Comment l’expérience d’évaluation des projets européens a aidé l’initiative Time for the Planet…

Marjory WACHTEL est Directrice du Développement de BENKEI. Elle est également à titre personnel membre du comité scientifique de Time for the Planet.

En 2019, lorsque j’ai connu Time for the Planet (www.time-planet.com), j’ai suivi avec attention les fondateurs et leur communication si originale de jeunes entrepreneurs à succès, puis j’ai franchi le pas et contacté un des fondateurs afin qu’il me donne plus d’informations sur cette initiative, qui a pour ambition de sauver la planète grâce à l’entreprenariat.

Je me suis rendu compte que mon expérience passée d’expert évaluateur de la Commission Européenne (CE) sur différents programmes de support à la R&I pouvait leur être utile et j’ai proposé mon aide.

En effet, la méthode d’évaluation de la CE, bien que méconnue, n’en est pas moins une vraie épreuve de force tant par le nombre de projets évalués (270 000 projets évalués pendant Horizon 2020) et le nombre d’évaluateurs (chaque année 20 000 experts prennent part à l’évaluation), que par l’équité, l’objectivité et la transparence de celle-ci.

  • Objectivité ; parce que les experts sont indépendants et que la CE n’intervient à aucun moment dans leur prise de décision.

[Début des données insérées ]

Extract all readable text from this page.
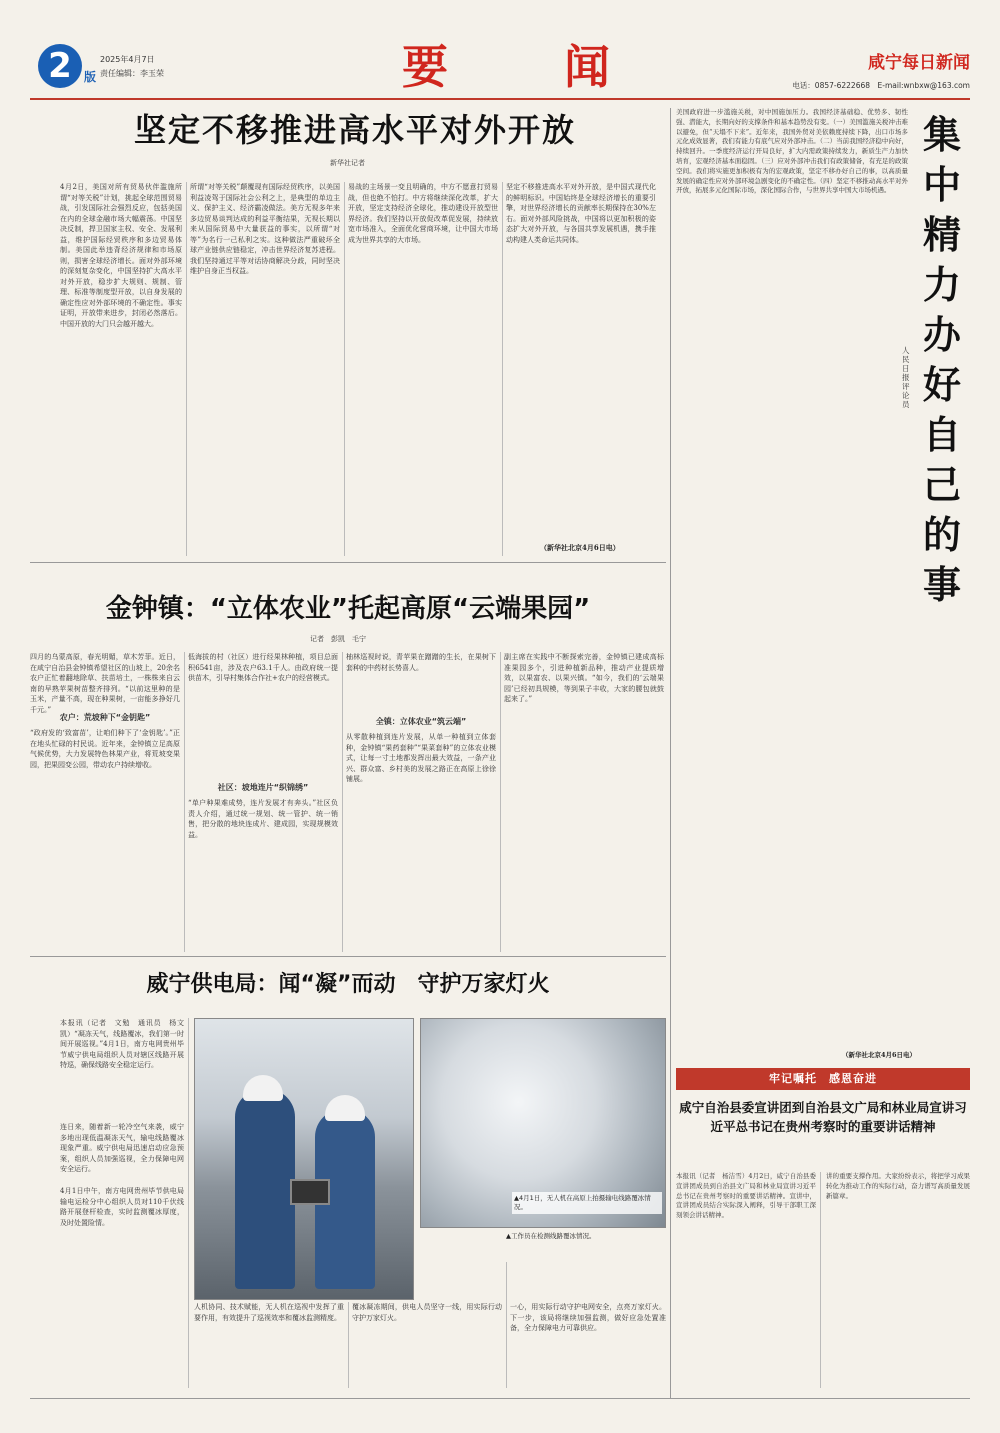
2	版
2025年4月7日
责任编辑：李玉荣	要　　闻	咸宁每日新闻
电话：0857-6222668　E-mail:wnbxw@163.com
坚定不移推进高水平对外开放
新华社记者
4月2日，美国对所有贸易伙伴滥施所谓“对等关税”计划，挑起全球范围贸易战，引发国际社会强烈反应，包括美国在内的全球金融市场大幅震荡。中国坚决反制，捍卫国家主权、安全、发展利益，维护国际经贸秩序和多边贸易体制。美国此举违背经济规律和市场原则，损害全球经济增长。面对外部环境的深刻复杂变化，中国坚持扩大高水平对外开放，稳步扩大规则、规制、管理、标准等制度型开放，以自身发展的确定性应对外部环境的不确定性。事实证明，开放带来进步，封闭必然落后。中国开放的大门只会越开越大。
所谓“对等关税”颠覆现有国际经贸秩序，以美国利益凌驾于国际社会公利之上，是典型的单边主义、保护主义、经济霸凌做法。美方无视多年来多边贸易谈判达成的利益平衡结果，无视长期以来从国际贸易中大量获益的事实，以所谓“对等”为名行一己私利之实。这种做法严重破坏全球产业链供应链稳定，冲击世界经济复苏进程。我们坚持通过平等对话协商解决分歧，同时坚决维护自身正当权益。
易战的主场景一变且明确的，中方不愿意打贸易战，但也绝不怕打。中方将继续深化改革，扩大开放，坚定支持经济全球化，推动建设开放型世界经济。我们坚持以开放促改革促发展，持续放宽市场准入，全面优化营商环境，让中国大市场成为世界共享的大市场。
坚定不移推进高水平对外开放，是中国式现代化的鲜明标识。中国始终是全球经济增长的重要引擎，对世界经济增长的贡献率长期保持在30%左右。面对外部风险挑战，中国将以更加积极的姿态扩大对外开放，与各国共享发展机遇，携手推动构建人类命运共同体。
（新华社北京4月6日电）
金钟镇：“立体农业”托起高原“云端果园”
记者　彭凯　毛宁
四月的乌蒙高原，春光明媚，草木芳菲。近日，在咸宁自治县金钟镇希望社区的山坡上，20余名农户正忙着翻地除草、扶苗培土，一株株来自云南的早熟苹果树苗整齐排列。“以前这里种的是玉米，产量不高，现在种果树，一亩能多挣好几千元。”
农户：荒坡种下“金钥匙”
“政府发的‘致富苗’，让咱们种下了‘金钥匙’。”正在地头忙碌的村民说。近年来，金钟镇立足高原气候优势，大力发展特色林果产业，将荒坡变果园，把果园变公园，带动农户持续增收。
低海拔的村（社区）进行经果林种植，项目总面积6541亩，涉及农户63.1千人。由政府统一提供苗木，引导村集体合作社+农户的经营模式。
社区：坡地连片“织锦绣”
“单户种果难成势，连片发展才有奔头。”社区负责人介绍，通过统一规划、统一管护、统一销售，把分散的地块连成片、建成园，实现规模效益。
柚林巡视时说，青苹果在蹭蹭的生长，在果树下套种的中药材长势喜人。
全镇：立体农业“筑云端”
从零散种植到连片发展，从单一种植到立体套种，金钟镇“果药套种”“果菜套种”的立体农业模式，让每一寸土地都发挥出最大效益，一条产业兴、群众富、乡村美的发展之路正在高原上徐徐铺展。
副主席在实践中不断探索完善，金钟镇已建成高标准果园多个，引进种植新品种，推动产业提质增效，以果富农、以果兴镇。“如今，我们的‘云端果园’已经初具规模，等到果子丰收，大家的腰包就鼓起来了。”
威宁供电局：闻“凝”而动　守护万家灯火
本报讯（记者　文勉　通讯员　杨文凯）“凝冻天气，线路覆冰，我们第一时间开展巡视。”4月1日，南方电网贵州毕节威宁供电局组织人员对辖区线路开展特巡，确保线路安全稳定运行。
连日来，随着新一轮冷空气来袭，威宁多地出现低温凝冻天气，输电线路覆冰现象严重。威宁供电局迅速启动应急预案，组织人员加强巡视，全力保障电网安全运行。
4月1日中午，南方电网贵州毕节供电局输电运检分中心组织人员对110千伏线路开展登杆检查，实时监测覆冰厚度，及时处置险情。
▲4月1日，无人机在高原上拍摄输电线路覆冰情况。
▲工作员在检测线路覆冰情况。
人机协同、技术赋能，无人机在巡视中发挥了重要作用，有效提升了巡视效率和覆冰监测精度。
覆冰凝冻期间，供电人员坚守一线，用实际行动守护万家灯火。
一心，用实际行动守护电网安全，点亮万家灯火。下一步，该局将继续加强监测，做好应急处置准备，全力保障电力可靠供应。
美国政府进一步滥施关税，对中国施加压力。我国经济基础稳、优势多、韧性强、潜能大，长期向好的支撑条件和基本趋势没有变。（一）美国滥施关税冲击难以避免，但“天塌不下来”。近年来，我国外贸对美依赖度持续下降，出口市场多元化成效显著，我们有能力有底气应对外部冲击。（二）当前我国经济稳中向好，持续回升。一季度经济运行开局良好，扩大内需政策持续发力，新质生产力加快培育，宏观经济基本面稳固。（三）应对外部冲击我们有政策储备，有充足的政策空间。我们将实施更加积极有为的宏观政策，坚定不移办好自己的事，以高质量发展的确定性应对外部环境急剧变化的不确定性。（四）坚定不移推动高水平对外开放，拓展多元化国际市场，深化国际合作，与世界共享中国大市场机遇。
集中精力办好自己的事
人民日报评论员
（新华社北京4月6日电）
牢记嘱托　感恩奋进
咸宁自治县委宣讲团到自治县文广局和林业局宣讲习近平总书记在贵州考察时的重要讲话精神
本报讯（记者　杨洁雪）4月2日，咸宁自治县委宣讲团成员到自治县文广局和林业局宣讲习近平总书记在贵州考察时的重要讲话精神。宣讲中，宣讲团成员结合实际深入阐释，引导干部职工深刻领会讲话精神。
讲的重要支撑作用。大家纷纷表示，将把学习成果转化为推动工作的实际行动，奋力谱写高质量发展新篇章。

Même à Bruxelles, lors des réunions en présentiel, il y a un expert indépendant en charge de vérifier les conflits d’intérêts.
  • Equité aussi ; parce que la CE recrute des experts dans toutes les thématiques du programme cadre, chercheurs mais aussi spécialistes de leur domaine, secteur public ou privé. Au-delà de l’équilibre recherché entre des experts de la recherche académique et de l’industrie, l’équité entre hommes et femmes est aussi respectée.
  • Enfin, transparence ; car le mécanisme d’évaluation ainsi que les critères sont définis lors de l’appel à projet et fournis aux évaluateurs ; enfin parce qu’un rapport d’évaluation rédigé par les experts évaluateurs est fourni à tous les porteurs de projet.

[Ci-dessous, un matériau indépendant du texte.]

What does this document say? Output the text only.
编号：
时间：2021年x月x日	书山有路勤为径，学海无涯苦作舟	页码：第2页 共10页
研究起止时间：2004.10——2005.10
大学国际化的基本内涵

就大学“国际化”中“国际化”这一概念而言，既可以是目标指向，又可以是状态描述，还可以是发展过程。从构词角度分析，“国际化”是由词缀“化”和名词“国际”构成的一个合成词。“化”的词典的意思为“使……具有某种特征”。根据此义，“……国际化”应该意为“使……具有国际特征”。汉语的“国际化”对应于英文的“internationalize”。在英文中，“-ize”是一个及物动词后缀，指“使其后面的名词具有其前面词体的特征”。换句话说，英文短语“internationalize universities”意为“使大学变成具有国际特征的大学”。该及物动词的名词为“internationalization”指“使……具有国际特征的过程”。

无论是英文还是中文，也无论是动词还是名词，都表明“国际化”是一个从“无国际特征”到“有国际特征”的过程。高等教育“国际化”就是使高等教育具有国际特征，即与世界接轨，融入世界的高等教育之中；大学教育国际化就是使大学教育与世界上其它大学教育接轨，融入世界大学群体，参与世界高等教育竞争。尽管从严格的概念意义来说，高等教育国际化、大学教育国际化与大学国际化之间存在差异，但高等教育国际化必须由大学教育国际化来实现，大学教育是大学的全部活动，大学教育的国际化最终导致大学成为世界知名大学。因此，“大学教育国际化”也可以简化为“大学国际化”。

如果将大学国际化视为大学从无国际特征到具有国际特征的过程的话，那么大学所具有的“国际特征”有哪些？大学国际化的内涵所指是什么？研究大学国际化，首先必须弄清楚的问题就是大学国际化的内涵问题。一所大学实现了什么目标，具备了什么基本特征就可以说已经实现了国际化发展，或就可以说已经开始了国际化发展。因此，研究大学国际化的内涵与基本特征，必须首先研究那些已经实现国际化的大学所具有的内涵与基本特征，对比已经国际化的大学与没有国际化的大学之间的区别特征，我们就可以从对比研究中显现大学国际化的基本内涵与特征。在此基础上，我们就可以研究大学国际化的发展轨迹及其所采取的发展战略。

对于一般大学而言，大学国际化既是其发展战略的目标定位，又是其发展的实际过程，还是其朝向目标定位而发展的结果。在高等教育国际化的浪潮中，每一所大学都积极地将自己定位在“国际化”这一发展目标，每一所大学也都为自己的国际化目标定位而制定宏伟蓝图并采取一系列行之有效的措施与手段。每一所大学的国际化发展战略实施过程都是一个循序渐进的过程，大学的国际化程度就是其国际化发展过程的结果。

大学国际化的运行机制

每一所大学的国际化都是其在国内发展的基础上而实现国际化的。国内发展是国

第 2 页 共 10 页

Cependant, le principal défaut de ce mécanisme reste la lourdeur des dossiers soumis par les porteurs de projet, le nombre d’évaluateurs limité par projet (3 ou 4) et le temps imparti pour les experts (en moyenne 4h pour un projet de 70 pages et de 5 M €).

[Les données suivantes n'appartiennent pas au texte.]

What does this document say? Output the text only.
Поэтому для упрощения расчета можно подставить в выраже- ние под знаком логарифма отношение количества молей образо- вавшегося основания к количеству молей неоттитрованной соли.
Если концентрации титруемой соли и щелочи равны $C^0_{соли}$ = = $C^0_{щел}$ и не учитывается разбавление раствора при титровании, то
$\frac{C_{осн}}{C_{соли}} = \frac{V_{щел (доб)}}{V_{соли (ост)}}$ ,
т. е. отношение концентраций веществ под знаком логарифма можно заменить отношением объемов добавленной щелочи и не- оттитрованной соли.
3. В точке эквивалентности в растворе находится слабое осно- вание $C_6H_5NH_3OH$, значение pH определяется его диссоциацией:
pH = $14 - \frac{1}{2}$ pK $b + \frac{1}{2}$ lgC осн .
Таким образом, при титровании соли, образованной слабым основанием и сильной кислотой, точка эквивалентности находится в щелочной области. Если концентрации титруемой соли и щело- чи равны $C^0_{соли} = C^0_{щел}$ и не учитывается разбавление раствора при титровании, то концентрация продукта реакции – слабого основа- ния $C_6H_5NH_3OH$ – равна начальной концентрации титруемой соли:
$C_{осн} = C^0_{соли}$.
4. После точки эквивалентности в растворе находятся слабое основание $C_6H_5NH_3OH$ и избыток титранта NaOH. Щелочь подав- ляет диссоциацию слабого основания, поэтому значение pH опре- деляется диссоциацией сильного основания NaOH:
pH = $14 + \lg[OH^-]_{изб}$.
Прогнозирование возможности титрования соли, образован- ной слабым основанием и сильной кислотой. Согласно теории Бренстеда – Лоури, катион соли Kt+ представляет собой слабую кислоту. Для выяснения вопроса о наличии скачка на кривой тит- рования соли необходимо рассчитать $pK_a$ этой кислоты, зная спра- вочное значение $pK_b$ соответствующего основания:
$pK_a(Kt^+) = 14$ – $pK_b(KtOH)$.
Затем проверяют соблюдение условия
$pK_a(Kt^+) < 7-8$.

Time for the Planet s’est inspiré de ce modèle CE, tout en proposant à l’intelligence collective de remplacer une évaluation hyper formatée et représentative seulement des avis de 3 à 4 personnes maximum. En laissant le champ libre aux innovateurs sur les informations fournies, Time for the Planet évite une lourdeur administrative qui peut être rédhibitoire pour un innovateur, et peut empêcher un bon projet d’arriver jusqu’aux évaluateurs.

En misant sur l’intelligence collective et donc un grand nombre d’évaluateurs pour juger du potentiel des projets, le processus gagne en fluidité tout en gardant :

  • Objectivité : les évaluateurs ne sont pas forcément membres de Time for the Planet. Ils reçoivent tous la même formation et utilisent les mêmes indicateurs d’évaluation disponibles sur le site.
  • Equité : chaque évaluateur donne son avis et chaque avis compte ; pas de privilèges et le comité scientifique (organe d’évaluation scientifique des meilleures innovations) donne des notes de consensus. La diversité des évaluateurs et la parité homme femme sont peut-être à monitorer de façon plus précise.
  • Transparence : les évaluateurs peuvent poser des questions aux innovateurs et tout le monde voit la question et la réponse – les innovateurs ont accès à toutes les informations les concernant mais aussi concernant les autres innovations.

Le processus d’évaluation de Time for the Planet vise bien sûr à s’améliorer au cours du temps, mais pour une première application de cette ampleur – Time for the Planet a reçu puis évalué en 12 semaines 150 projets, ce qui représente 5000 évaluations (chaque projet étant évalué en moyenne par 25 évaluateurs) pour pré-sélectionner 10 innovations présentées ensuite au Comité Scientifique – on ne peut que les féliciter et les encourager à maintenir ce cap : l’intelligence collective au service d’un process juste et transparent.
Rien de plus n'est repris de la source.